I am in shape. i keep telling you that.
Round is not "in shape," it's "a shape."
Drunk fuck. Had to tell him that the 5 second rule does not apply when your in the bathroom at the hockey game.
Then he told me he was 40. I'm not sure if I have enough Daddy issues to go for it
The bartender let me pay my bar tab with my itunes giftcards.
I cannot believe how calm you were last night about telling Katie she was on fire.
Maybe she got knocked up by accident. I still refuse to believe that anyone actually INTENTIONALLY gets pregnant.

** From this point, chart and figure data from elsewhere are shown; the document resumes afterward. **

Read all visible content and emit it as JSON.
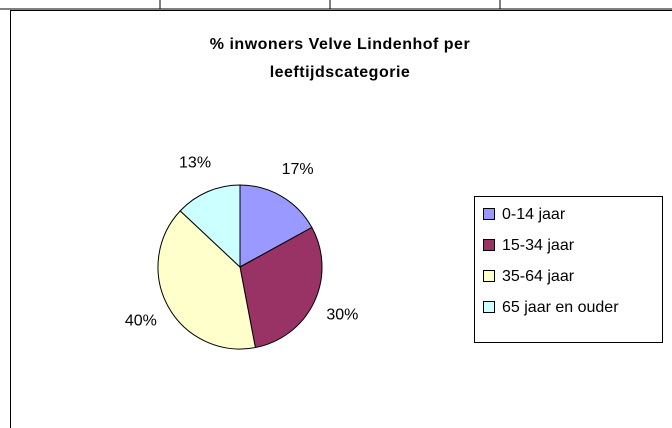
{
  "chart_data": {
    "type": "pie",
    "title": [
      "% inwoners Velve Lindenhof per",
      "leeftijdscategorie"
    ],
    "categories": [
      "0-14 jaar",
      "15-34 jaar",
      "35-64 jaar",
      "65 jaar en ouder"
    ],
    "values": [
      17,
      30,
      40,
      13
    ],
    "value_labels": [
      "17%",
      "30%",
      "40%",
      "13%"
    ],
    "colors": [
      "#9999ff",
      "#993366",
      "#ffffcc",
      "#ccffff"
    ],
    "legend": "right"
  }
}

i now officially have to be stoned in order to look like my passport when i go to a different country
Yah, I guess one silver lining is I'd never seen a full water cooler get thrown down a flight of stairs, gotta appreciate the little things
Ps there is nothing more humbling in the world than havin to watch cheaper by the dozen on the waiting room tv while getting the morning after pill at the drs. Nothing
I normally need adult supervision or a babysitter, but I refuse to let someone keep me from making irresponsible and wrong decisions at the bar on my last bday ill ever have in texas
Check your mailbox. I left a "sorry I didn't have time to suck your dick today" consolation gift.
I'm disease and pregnancy free. This is an Easter for the books!
pls come over. need ride to hospital once taquitos are ready
So I wore my ankle step-counter exercise thingy while I rode him. Don't fuck him- I only burned .2 pounds.
He calculated like a serious conversion in his head the other day and got a crazy number and I was like damn that’s hot please proceed to take your clothes off.